So, what is this, this slowing down?
I have considered myself an old soul for a few decades. Part of that old-ness has been a proclivity to chillax, and take things slowly. When I was a teenager, my older brother used to assert that i wasn’t running my fastest and hardest up and down the basketball court. When I look back upon it now, it is not surprising that my norm seemed slower-than-most to others.
The single simplest way that I embrace slowing down is by refraining from multi-tasking. After being conditioned to praise multi-tasking, I try to avoid it these days. When I brush my teeth, I no longer do calf lifts in order to build muscles in my legs as I tried to do at 17. I don’t brush my teeth while putting on socks and shoes as my 24 year-old self did. Instead, I brush my teeth, and allow my attention to feel the sensations of toothpaste, enamel and the stretch of my cheeks.
There is a geography to slowing down. The Southwest and Mountain West flows at its own rate. I sense the attraction and the fit now that I have returned after being gone for more than a decade. The hustle and bustle on the coasts is a different wavelength than what I flow on, with my flyover country ways. Thirteen years after leaving Barbados, a Bajan proverb of tekkin tyme ent lazyness resonates now more than it did when I lived there in 1998.
But it isn’t only due to the pace of the world outside. For the first time in my life, I am living without a television in my home. It has all sorts of consequences, only a few that I anticipated. Then, there are countless benefits of living free of cable, channel surfing and the echo chamber of the 24 hour news cycle. A few glimpses of what it means to not have a tv are: (1) I do not plop down on the sofa when I am exhausted — whether it is a weeknight, a Sunday morning or the middle of the night. (2) television has a powerful, addictive quality with my psyche, which used to keep me seated in front of it, long after I was actually choosing to watch. (3) As a result of the minutes and hours that I used to spend in front of a television, my days fill with hours and minutes that i sit, stand or lie elsewhere.
Other ways of slowing down range from reading, laying down and closing my eyes to baking or going for a walk. As a result, a slower lifestyle subjects me to fewer external stimuli, which keeps my internal systems (my circadian rhythym, I believe) lower. My mind, nor my days, are not as frantic nor as herky jerky as they once were.
I commit to fewer appointments, phone calls and obligations each day. This results in a slower morning, a relaxed afternoon and a soothing evening most days. A year ago, I was amazed to find that I had the time one evening to listen to how tired my body was when it was 8:06 p.m.

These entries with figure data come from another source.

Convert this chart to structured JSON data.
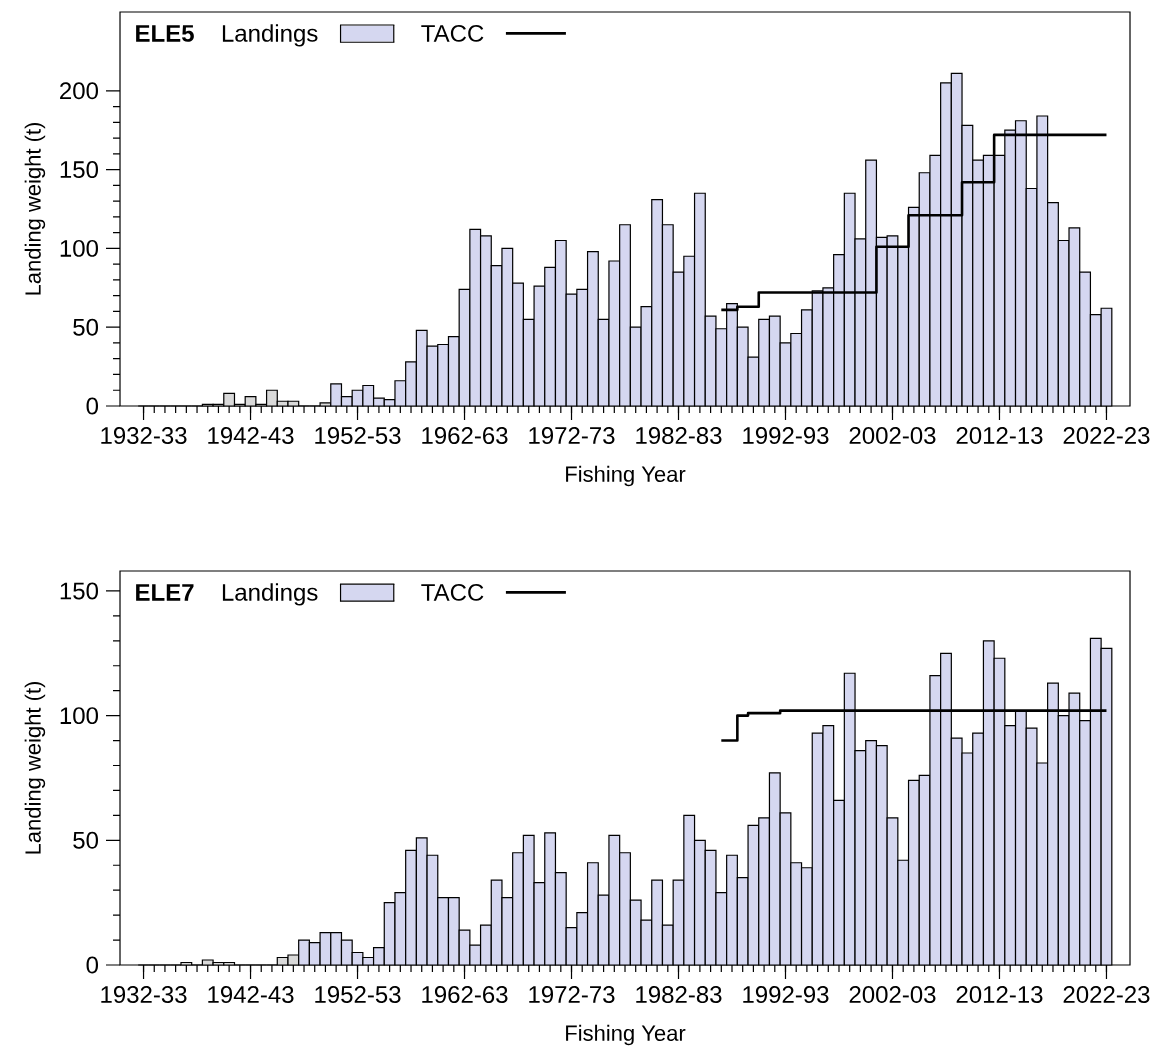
{
  "chart_data": [
    {
      "type": "bar",
      "title": "ELE5",
      "xlabel": "Fishing Year",
      "ylabel": "Landing weight (t)",
      "categories": [
        "1932-33",
        null,
        null,
        null,
        null,
        null,
        null,
        null,
        null,
        null,
        "1942-43",
        null,
        null,
        null,
        null,
        null,
        null,
        null,
        null,
        null,
        "1952-53",
        null,
        null,
        null,
        null,
        null,
        null,
        null,
        null,
        null,
        "1962-63",
        null,
        null,
        null,
        null,
        null,
        null,
        null,
        null,
        null,
        "1972-73",
        null,
        null,
        null,
        null,
        null,
        null,
        null,
        null,
        null,
        "1982-83",
        null,
        null,
        null,
        null,
        null,
        null,
        null,
        null,
        null,
        "1992-93",
        null,
        null,
        null,
        null,
        null,
        null,
        null,
        null,
        null,
        "2002-03",
        null,
        null,
        null,
        null,
        null,
        null,
        null,
        null,
        null,
        "2012-13",
        null,
        null,
        null,
        null,
        null,
        null,
        null,
        null,
        null,
        "2022-23"
      ],
      "series": [
        {
          "name": "Landings",
          "color": "#d5d7f0",
          "colors": [
            "#d5d7f0",
            "#d5d7f0",
            "#d5d7f0",
            "#d5d7f0",
            "#d5d7f0",
            "#d5d7f0",
            "#d9d9d9",
            "#d9d9d9",
            "#d9d9d9",
            "#d9d9d9",
            "#d9d9d9",
            "#d9d9d9",
            "#d9d9d9",
            "#d9d9d9",
            "#d9d9d9",
            "#d5d7f0",
            "#d5d7f0",
            "#d9d9d9",
            "#d5d7f0",
            "#d5d7f0",
            "#d5d7f0",
            "#d5d7f0",
            "#d5d7f0",
            "#d5d7f0",
            "#d5d7f0",
            "#d5d7f0",
            "#d5d7f0",
            "#d5d7f0",
            "#d5d7f0",
            "#d5d7f0",
            "#d5d7f0",
            "#d5d7f0",
            "#d5d7f0",
            "#d5d7f0",
            "#d5d7f0",
            "#d5d7f0",
            "#d5d7f0",
            "#d5d7f0",
            "#d5d7f0",
            "#d5d7f0",
            "#d5d7f0",
            "#d5d7f0",
            "#d5d7f0",
            "#d5d7f0",
            "#d5d7f0",
            "#d5d7f0",
            "#d5d7f0",
            "#d5d7f0",
            "#d5d7f0",
            "#d5d7f0",
            "#d5d7f0",
            "#d5d7f0",
            "#d5d7f0",
            "#d5d7f0",
            "#d5d7f0",
            "#d5d7f0",
            "#d5d7f0",
            "#d5d7f0",
            "#d5d7f0",
            "#d5d7f0",
            "#d5d7f0",
            "#d5d7f0",
            "#d5d7f0",
            "#d5d7f0",
            "#d5d7f0",
            "#d5d7f0",
            "#d5d7f0",
            "#d5d7f0",
            "#d5d7f0",
            "#d5d7f0",
            "#d5d7f0",
            "#d5d7f0",
            "#d5d7f0",
            "#d5d7f0",
            "#d5d7f0",
            "#d5d7f0",
            "#d5d7f0",
            "#d5d7f0",
            "#d5d7f0",
            "#d5d7f0",
            "#d5d7f0",
            "#d5d7f0",
            "#d5d7f0",
            "#d5d7f0",
            "#d5d7f0",
            "#d5d7f0",
            "#d5d7f0",
            "#d5d7f0",
            "#d5d7f0",
            "#d5d7f0",
            "#d5d7f0"
          ],
          "values": [
            0,
            0,
            0,
            0,
            0,
            0,
            1,
            1,
            8,
            1,
            6,
            1,
            10,
            3,
            3,
            0,
            0,
            2,
            14,
            6,
            10,
            13,
            5,
            4,
            16,
            28,
            48,
            38,
            39,
            44,
            74,
            112,
            108,
            89,
            100,
            78,
            55,
            76,
            88,
            105,
            71,
            74,
            98,
            55,
            92,
            115,
            50,
            63,
            131,
            115,
            85,
            95,
            135,
            57,
            49,
            65,
            50,
            31,
            55,
            57,
            40,
            46,
            61,
            73,
            75,
            96,
            135,
            106,
            156,
            107,
            108,
            101,
            126,
            148,
            159,
            205,
            211,
            178,
            156,
            159,
            159,
            175,
            181,
            138,
            184,
            129,
            105,
            113,
            85,
            58,
            62
          ]
        },
        {
          "name": "TACC",
          "type": "step",
          "color": "#000000",
          "values": [
            null,
            null,
            null,
            null,
            null,
            null,
            null,
            null,
            null,
            null,
            null,
            null,
            null,
            null,
            null,
            null,
            null,
            null,
            null,
            null,
            null,
            null,
            null,
            null,
            null,
            null,
            null,
            null,
            null,
            null,
            null,
            null,
            null,
            null,
            null,
            null,
            null,
            null,
            null,
            null,
            null,
            null,
            null,
            null,
            null,
            null,
            null,
            null,
            null,
            null,
            null,
            null,
            null,
            null,
            61,
            61,
            63,
            63,
            72,
            72,
            72,
            72,
            72,
            72,
            72,
            72,
            72,
            72,
            72,
            101,
            101,
            101,
            121,
            121,
            121,
            121,
            121,
            142,
            142,
            142,
            172,
            172,
            172,
            172,
            172,
            172,
            172,
            172,
            172,
            172,
            172
          ]
        }
      ],
      "ylim": [
        0,
        250
      ],
      "yticks": [
        0,
        50,
        100,
        150,
        200
      ],
      "legend": "top left"
    },
    {
      "type": "bar",
      "title": "ELE7",
      "xlabel": "Fishing Year",
      "ylabel": "Landing weight (t)",
      "categories": [
        "1932-33",
        null,
        null,
        null,
        null,
        null,
        null,
        null,
        null,
        null,
        "1942-43",
        null,
        null,
        null,
        null,
        null,
        null,
        null,
        null,
        null,
        "1952-53",
        null,
        null,
        null,
        null,
        null,
        null,
        null,
        null,
        null,
        "1962-63",
        null,
        null,
        null,
        null,
        null,
        null,
        null,
        null,
        null,
        "1972-73",
        null,
        null,
        null,
        null,
        null,
        null,
        null,
        null,
        null,
        "1982-83",
        null,
        null,
        null,
        null,
        null,
        null,
        null,
        null,
        null,
        "1992-93",
        null,
        null,
        null,
        null,
        null,
        null,
        null,
        null,
        null,
        "2002-03",
        null,
        null,
        null,
        null,
        null,
        null,
        null,
        null,
        null,
        "2012-13",
        null,
        null,
        null,
        null,
        null,
        null,
        null,
        null,
        null,
        "2022-23"
      ],
      "series": [
        {
          "name": "Landings",
          "color": "#d5d7f0",
          "colors": [
            "#d9d9d9",
            "#d9d9d9",
            "#d9d9d9",
            "#d9d9d9",
            "#d9d9d9",
            "#d9d9d9",
            "#d9d9d9",
            "#d9d9d9",
            "#d9d9d9",
            "#d9d9d9",
            "#d9d9d9",
            "#d9d9d9",
            "#d9d9d9",
            "#d9d9d9",
            "#d9d9d9",
            "#d5d7f0",
            "#d5d7f0",
            "#d5d7f0",
            "#d5d7f0",
            "#d5d7f0",
            "#d5d7f0",
            "#d5d7f0",
            "#d5d7f0",
            "#d5d7f0",
            "#d5d7f0",
            "#d5d7f0",
            "#d5d7f0",
            "#d5d7f0",
            "#d5d7f0",
            "#d5d7f0",
            "#d5d7f0",
            "#d5d7f0",
            "#d5d7f0",
            "#d5d7f0",
            "#d5d7f0",
            "#d5d7f0",
            "#d5d7f0",
            "#d5d7f0",
            "#d5d7f0",
            "#d5d7f0",
            "#d5d7f0",
            "#d5d7f0",
            "#d5d7f0",
            "#d5d7f0",
            "#d5d7f0",
            "#d5d7f0",
            "#d5d7f0",
            "#d5d7f0",
            "#d5d7f0",
            "#d5d7f0",
            "#d5d7f0",
            "#d5d7f0",
            "#d5d7f0",
            "#d5d7f0",
            "#d5d7f0",
            "#d5d7f0",
            "#d5d7f0",
            "#d5d7f0",
            "#d5d7f0",
            "#d5d7f0",
            "#d5d7f0",
            "#d5d7f0",
            "#d5d7f0",
            "#d5d7f0",
            "#d5d7f0",
            "#d5d7f0",
            "#d5d7f0",
            "#d5d7f0",
            "#d5d7f0",
            "#d5d7f0",
            "#d5d7f0",
            "#d5d7f0",
            "#d5d7f0",
            "#d5d7f0",
            "#d5d7f0",
            "#d5d7f0",
            "#d5d7f0",
            "#d5d7f0",
            "#d5d7f0",
            "#d5d7f0",
            "#d5d7f0",
            "#d5d7f0",
            "#d5d7f0",
            "#d5d7f0",
            "#d5d7f0",
            "#d5d7f0",
            "#d5d7f0",
            "#d5d7f0",
            "#d5d7f0",
            "#d5d7f0",
            "#d5d7f0"
          ],
          "values": [
            0,
            0,
            0,
            0,
            1,
            0,
            2,
            1,
            1,
            0,
            0,
            0,
            0,
            3,
            4,
            10,
            9,
            13,
            13,
            10,
            5,
            3,
            7,
            25,
            29,
            46,
            51,
            44,
            27,
            27,
            14,
            8,
            16,
            34,
            27,
            45,
            52,
            33,
            53,
            37,
            15,
            21,
            41,
            28,
            52,
            45,
            26,
            18,
            34,
            16,
            34,
            60,
            50,
            46,
            29,
            44,
            35,
            56,
            59,
            77,
            61,
            41,
            39,
            93,
            96,
            66,
            117,
            86,
            90,
            88,
            59,
            42,
            74,
            76,
            116,
            125,
            91,
            85,
            93,
            130,
            123,
            96,
            102,
            95,
            81,
            113,
            100,
            109,
            98,
            131,
            127
          ]
        },
        {
          "name": "TACC",
          "type": "step",
          "color": "#000000",
          "values": [
            null,
            null,
            null,
            null,
            null,
            null,
            null,
            null,
            null,
            null,
            null,
            null,
            null,
            null,
            null,
            null,
            null,
            null,
            null,
            null,
            null,
            null,
            null,
            null,
            null,
            null,
            null,
            null,
            null,
            null,
            null,
            null,
            null,
            null,
            null,
            null,
            null,
            null,
            null,
            null,
            null,
            null,
            null,
            null,
            null,
            null,
            null,
            null,
            null,
            null,
            null,
            null,
            null,
            null,
            90,
            90,
            100,
            101,
            101,
            101,
            102,
            102,
            102,
            102,
            102,
            102,
            102,
            102,
            102,
            102,
            102,
            102,
            102,
            102,
            102,
            102,
            102,
            102,
            102,
            102,
            102,
            102,
            102,
            102,
            102,
            102,
            102,
            102,
            102,
            102,
            102
          ]
        }
      ],
      "ylim": [
        0,
        158
      ],
      "yticks": [
        0,
        50,
        100,
        150
      ],
      "legend": "top left"
    }
  ]
}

As a result, 8:06 became a joke about my preferred bedtime.
Instead of having to scramble to honor commitments that had been made, I choose to be spontaneous instead. I can have a hunch of what I may get in to this afternoon or over the weekend, yet I refrain from fillinig it up like an itinerary. Fewer commitments allows for more spontaneity when living moment-by-moment.
More openness results in being able to cook and prepare meals more readily, and more easily. Whether it is the 5 minutes to toast bread for a peanut butter, honey and banana sandwich or 30-60 minutes for baking or a stew, food takes a precedence in my slower schedule. It is no surprise that I make more pancakes and french toast, bake more (cookies, brownies and breads), and eat more vegetables made in all sorts of ways. I choose to make time for meals, cooking and eating well.
I realize how much of lifestyle is about choice. The choice of whether to grab food out, or choose to eat a meal at home. The choice to get the groceries to be able to prepare a meal in as little as 2, 5 or 25 minutes makes home cooked meals much tastier.
I can choose to stop working at a designated hour, rather than allow my day job to encroach on my evenings. It is not the same hour every day, but I am content to leave my work alone when the time is right.
A few years ago, a friend told me how he and all of his coworkers were revising their job descriptions. What was memorable, was that they were cutting away one-third or half of what was on their old job descriptions in order to focus on what was essential, and what was desirable to them in their work. This, is the kind of cutting back that we need.
This is the kind of cutting back that slowing down invites.